I have had a similar experience. I previously had very few boundaries, allowing myself to be poorly treated and abused by others, scared to say no or really think about where my boundaries were. I had a traumatic birth experience, PND/PNA and a lot of therapy. Many close to me were utterly awful and unsupportive given that I had nearly lost my newborn. Other friends i hadnt been as close to before were fantastic. I learnt to trust my gut on what my boundaries were and assert them firmly and without much explanation. My parents have adjusted quite well and reflected on my birth trauma (and there part in my twatish and dismissive) and we've found a more respectful normal. PIL havent so I have created more and more distance. I often get comments like 'PIL wont like that' 'how will PIL feel' but I honestly dont care. People who have quite narc traits and push boundaries all the time dont care how I feel. They dont lose sleep over my feelings or hurt so why should I carry all that guilt. If people are rude and mean then the natural consequence is that people dont want to spend time with them! It probably helped that I go to a fuck it I just dont care anymore point.

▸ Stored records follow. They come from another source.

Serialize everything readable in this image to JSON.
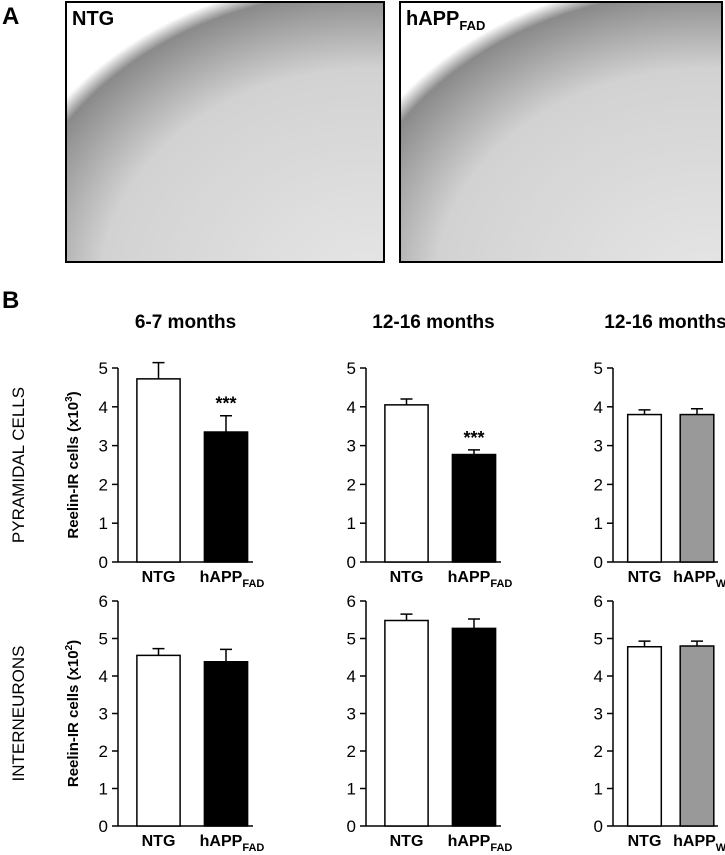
{
  "panel_labels": [
    "A",
    "B"
  ],
  "micrographs": [
    {
      "label": "NTG"
    },
    {
      "label": "hAPP",
      "sub": "FAD"
    }
  ],
  "chart_data": [
    {
      "type": "bar",
      "title": "6-7 months",
      "row_label": "PYRAMIDAL CELLS",
      "ylabel": {
        "text": "Reelin-IR cells (x10",
        "sup": "3",
        "end": ")"
      },
      "categories": [
        "NTG",
        {
          "text": "hAPP",
          "sub": "FAD"
        }
      ],
      "values": [
        4.72,
        3.35
      ],
      "errors": [
        0.42,
        0.42
      ],
      "colors": [
        "#ffffff",
        "#000000"
      ],
      "annotations": [
        null,
        "***"
      ],
      "ylim": [
        0,
        5
      ],
      "yticks": [
        0,
        1,
        2,
        3,
        4,
        5
      ]
    },
    {
      "type": "bar",
      "title": "12-16 months",
      "categories": [
        "NTG",
        {
          "text": "hAPP",
          "sub": "FAD"
        }
      ],
      "values": [
        4.05,
        2.77
      ],
      "errors": [
        0.15,
        0.12
      ],
      "colors": [
        "#ffffff",
        "#000000"
      ],
      "annotations": [
        null,
        "***"
      ],
      "ylim": [
        0,
        5
      ],
      "yticks": [
        0,
        1,
        2,
        3,
        4,
        5
      ]
    },
    {
      "type": "bar",
      "title": "12-16 months",
      "categories": [
        "NTG",
        {
          "text": "hAPP",
          "sub": "WT"
        }
      ],
      "values": [
        3.8,
        3.8
      ],
      "errors": [
        0.12,
        0.15
      ],
      "colors": [
        "#ffffff",
        "#999999"
      ],
      "ylim": [
        0,
        5
      ],
      "yticks": [
        0,
        1,
        2,
        3,
        4,
        5
      ]
    },
    {
      "type": "bar",
      "row_label": "INTERNEURONS",
      "ylabel": {
        "text": "Reelin-IR cells (x10",
        "sup": "2",
        "end": ")"
      },
      "categories": [
        "NTG",
        {
          "text": "hAPP",
          "sub": "FAD"
        }
      ],
      "values": [
        4.55,
        4.38
      ],
      "errors": [
        0.18,
        0.33
      ],
      "colors": [
        "#ffffff",
        "#000000"
      ],
      "ylim": [
        0,
        6
      ],
      "yticks": [
        0,
        1,
        2,
        3,
        4,
        5,
        6
      ]
    },
    {
      "type": "bar",
      "categories": [
        "NTG",
        {
          "text": "hAPP",
          "sub": "FAD"
        }
      ],
      "values": [
        5.48,
        5.27
      ],
      "errors": [
        0.17,
        0.25
      ],
      "colors": [
        "#ffffff",
        "#000000"
      ],
      "ylim": [
        0,
        6
      ],
      "yticks": [
        0,
        1,
        2,
        3,
        4,
        5,
        6
      ]
    },
    {
      "type": "bar",
      "categories": [
        "NTG",
        {
          "text": "hAPP",
          "sub": "WT"
        }
      ],
      "values": [
        4.78,
        4.8
      ],
      "errors": [
        0.15,
        0.13
      ],
      "colors": [
        "#ffffff",
        "#999999"
      ],
      "ylim": [
        0,
        6
      ],
      "yticks": [
        0,
        1,
        2,
        3,
        4,
        5,
        6
      ]
    }
  ]
}
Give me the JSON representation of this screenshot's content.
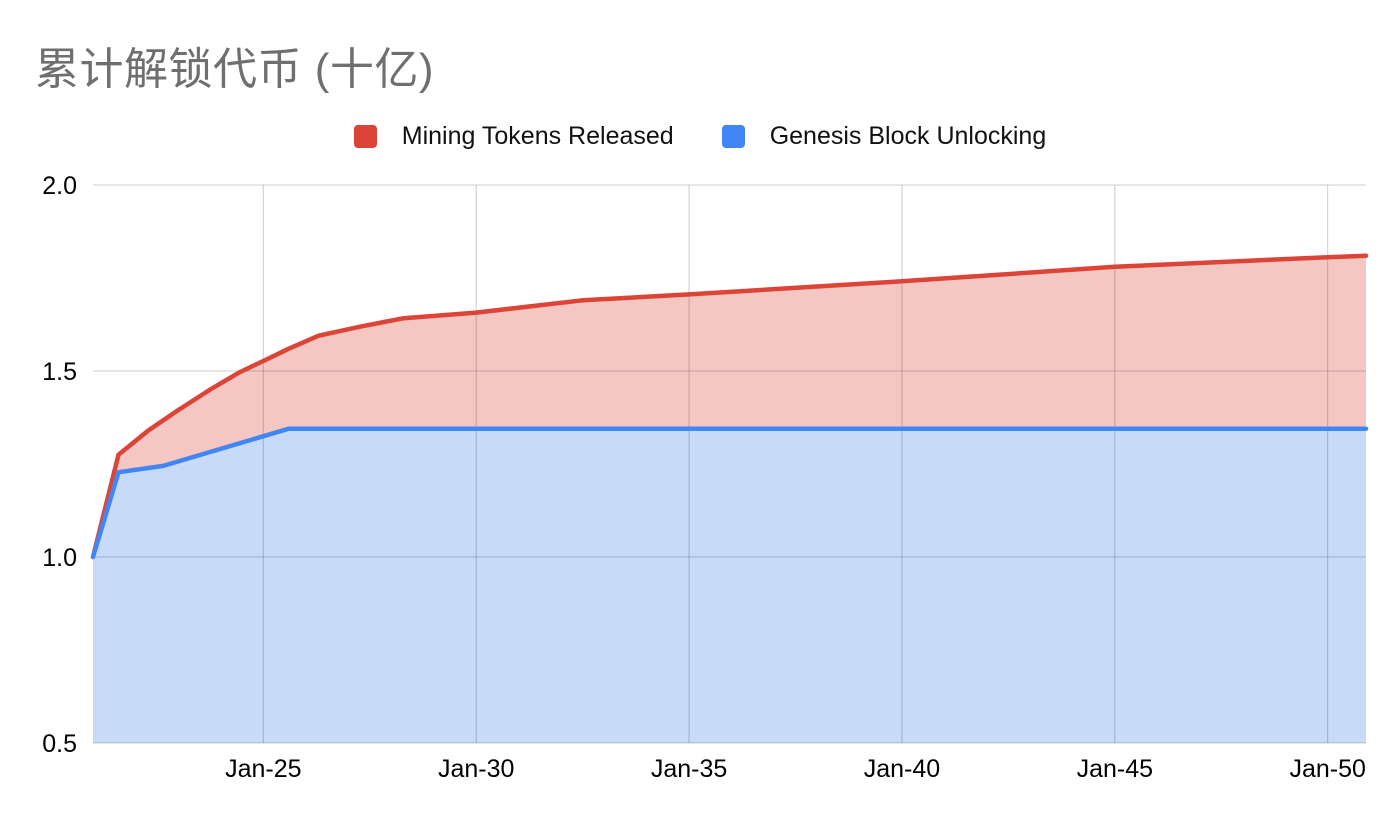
{
  "title": {
    "text": "累计解锁代币 (十亿)",
    "color": "#6F6F6F"
  },
  "legend": [
    {
      "label": "Mining Tokens Released",
      "color": "#DB4437"
    },
    {
      "label": "Genesis Block Unlocking",
      "color": "#4285F4"
    }
  ],
  "chart_data": {
    "type": "area",
    "title": "累计解锁代币 (十亿)",
    "xlabel": "",
    "ylabel": "",
    "grid": true,
    "legend_position": "top",
    "x_axis": {
      "min": 2021.0,
      "max": 2050.9,
      "ticks": [
        {
          "value": 2025,
          "label": "Jan-25"
        },
        {
          "value": 2030,
          "label": "Jan-30"
        },
        {
          "value": 2035,
          "label": "Jan-35"
        },
        {
          "value": 2040,
          "label": "Jan-40"
        },
        {
          "value": 2045,
          "label": "Jan-45"
        },
        {
          "value": 2050,
          "label": "Jan-50"
        }
      ]
    },
    "y_axis": {
      "min": 0.5,
      "max": 2.0,
      "ticks": [
        {
          "value": 0.5,
          "label": "0.5"
        },
        {
          "value": 1.0,
          "label": "1.0"
        },
        {
          "value": 1.5,
          "label": "1.5"
        },
        {
          "value": 2.0,
          "label": "2.0"
        }
      ]
    },
    "series": [
      {
        "name": "Mining Tokens Released",
        "color": "#DB4437",
        "fill": "#F4C7C3",
        "points": [
          [
            2021.0,
            1.0
          ],
          [
            2021.6,
            1.275
          ],
          [
            2022.3,
            1.34
          ],
          [
            2023.0,
            1.395
          ],
          [
            2023.75,
            1.45
          ],
          [
            2024.45,
            1.497
          ],
          [
            2025.0,
            1.527
          ],
          [
            2025.6,
            1.56
          ],
          [
            2026.3,
            1.595
          ],
          [
            2027.3,
            1.62
          ],
          [
            2028.3,
            1.642
          ],
          [
            2030.0,
            1.657
          ],
          [
            2032.5,
            1.69
          ],
          [
            2035.0,
            1.706
          ],
          [
            2040.0,
            1.741
          ],
          [
            2045.0,
            1.78
          ],
          [
            2050.0,
            1.806
          ],
          [
            2050.9,
            1.81
          ]
        ]
      },
      {
        "name": "Genesis Block Unlocking",
        "color": "#4285F4",
        "fill": "#C7DAF8",
        "points": [
          [
            2021.0,
            1.0
          ],
          [
            2021.6,
            1.228
          ],
          [
            2022.65,
            1.245
          ],
          [
            2025.6,
            1.345
          ],
          [
            2050.9,
            1.345
          ]
        ]
      }
    ]
  }
}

Faith50 Sun 10-May-20 10:44:39

Jijjj Yes, people will see you as fair game. It is our job to show them we are not. No matter how many times we must push back.

Buttery People do not expect you to change. They liked the old you as it brought benefit to them. Accepting the new you will mean accepting you will not live up to meet their expectations.

Atthefoot A few years agoan acquaintance asked for a favour which would have been ongoing and eventually a burden. I said no and saw her withdraw from me instantly. She has never been the same with me since - this showed me who she was.

Blackcat I agree that those who choose to push boundaries do not consider your feelings. They are soley concentrated on their own needs being met.